If you like the RTS genre at all -- particularly Blizzard's past games -- you're going to get your money's worth. Starcraft II has, hands down, the best single-player campaign I've played in an RTS game. The mission objectives are always creative and unique (besides, of course, the mandatory "defend your base" missions). From robbing trains, to exploding suns that slowly scorch everything on the battlefield, to fighting Zerg-infested humans who only -- and always, instead of the usual mostly -- come out at night on a planet with incredibly fast day and night cycles, the next mission always provides something new and exciting.

Nor is the campaign short -- something I feared after hearing that Starcraft II's story would be broken up over three releases (one for each race). I'd guess it took me between fifteen and twenty hours to complete on normal difficulty. And achievement whores like myself will have a lot fun/misery completing the game on hard to pick up the more challenging achievements.

So, is the game that different from the original?

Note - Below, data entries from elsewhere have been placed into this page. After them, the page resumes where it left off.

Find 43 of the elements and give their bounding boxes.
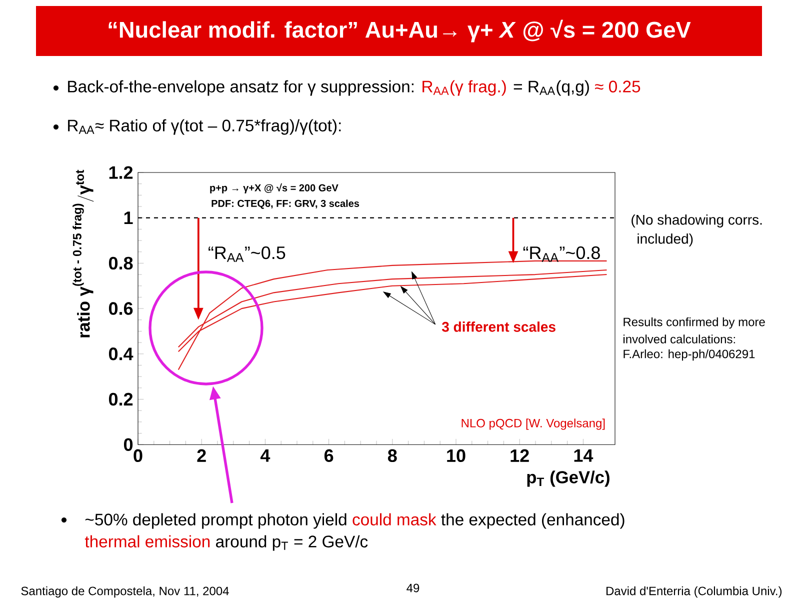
y-tick-label: 0.2 (108, 392, 133, 406)
annotation: “R$_{AA}$”~0.5 (208, 246, 286, 262)
x-tick-label: 10 (447, 449, 466, 462)
text: (No shadowing corrs. (632, 214, 762, 228)
text: ≈ 0.25 (595, 80, 640, 92)
x-tick-label: 8 (388, 449, 397, 462)
line-series (178, 260, 608, 370)
annotation: p+p → γ+X @ √s = 200 GeV (210, 183, 338, 194)
text: F.Arleo: hep-ph/0406291 (624, 349, 755, 361)
text: = R$_{AA}$(q,g) (514, 80, 589, 96)
x-axis-title: p$_{T}$ (GeV/c) (527, 470, 610, 487)
text: 49 (406, 584, 420, 592)
x-tick-label: 2 (197, 449, 206, 462)
text: could mask (352, 513, 436, 526)
chart-title: “Nuclear modif. factor” Au+Au→ γ+ X @ √s = 200 GeV (108, 20, 691, 42)
x-tick-label: 4 (260, 449, 270, 462)
y-tick-label: 0.4 (108, 348, 134, 360)
text: Back-of-the-envelope ansatz for γ suppression: (68, 80, 414, 96)
annotation: NLO pQCD [W. Vogelsang] (462, 418, 605, 430)
annotation: “R$_{AA}$”~0.8 (523, 246, 600, 262)
x-tick-label: 6 (324, 449, 334, 462)
text: included) (638, 233, 693, 247)
text: ~50% depleted prompt photon yield (85, 513, 346, 529)
text: around p$_{T}$ = 2 GeV/c (216, 535, 368, 551)
y-tick-label: 0.8 (108, 256, 133, 270)
x-tick-label: 14 (574, 449, 594, 462)
text: the expected (enhanced) (441, 513, 624, 529)
y-tick-label: 1 (124, 212, 133, 224)
annotation: PDF: CTEQ6, FF: GRV, 3 scales (212, 200, 360, 209)
text: David d'Enterria (Columbia Univ.) (606, 586, 782, 598)
text: Results confirmed by more (624, 317, 765, 329)
x-tick-label: 0 (134, 449, 142, 462)
y-tick-label: 1.2 (109, 166, 133, 179)
text: thermal emission (84, 535, 210, 548)
y-tick-label: 0 (124, 438, 133, 451)
text: Santiago de Compostela, Nov 11, 2004 (21, 586, 229, 598)
text: R$_{AA}$≈ Ratio of γ(tot – 0.75*frag)/γ(tot): (68, 119, 341, 135)
y-axis-title: $\mbox{ratio γ}^{\mbox{\fontsize{9}{10}\selectfont (tot - 0.75 frag)}}/\mbox{γ}^{\mbox{\fontsize{9}{10}\selectfont tot}}$ (72, 170, 94, 338)
x-tick-label: 12 (510, 449, 529, 462)
text: involved calculations: (624, 334, 735, 344)
annotation: 3 different scales (442, 322, 556, 332)
y-tick-label: 0.6 (108, 302, 133, 315)
text: R$_{AA}$(γ frag.) (422, 80, 506, 96)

Yes and no. The most simple answer I can give is that what's featured isn't that different -- most of the units and structures for each faction return, with a few deletions and additions -- but how everything works feels overhauled, tweaked, refined. I spent a few hours with the first Starcraft after beating Starcraft II's campaign, and the experience felt very, very cumbersome in comparison to its successor.

The single biggest -- and most welcome -- change is the removal of a unit cap on each hotkey. Your entire army can be controlled with only one hotkey. The A.I. for your units has been drastically improved to accommodate for this: the units place themselves where you want them to go with a lot less effort on your part, without it feeling like the game is doing all the work for you. And thank the Maker that science vessels will no longer charge blindly ahead of slower units -- and they're finally smart enough to effectively retreat from enemy fire. That alone is worth sixty bucks.

Having one big army assigned to a single hotkey might not make for the most effective army, but for people like me who can't keep up with the pace of each round's endgame, it's an incredibly helpful option.

Going to get back to the game. Possible updates to come.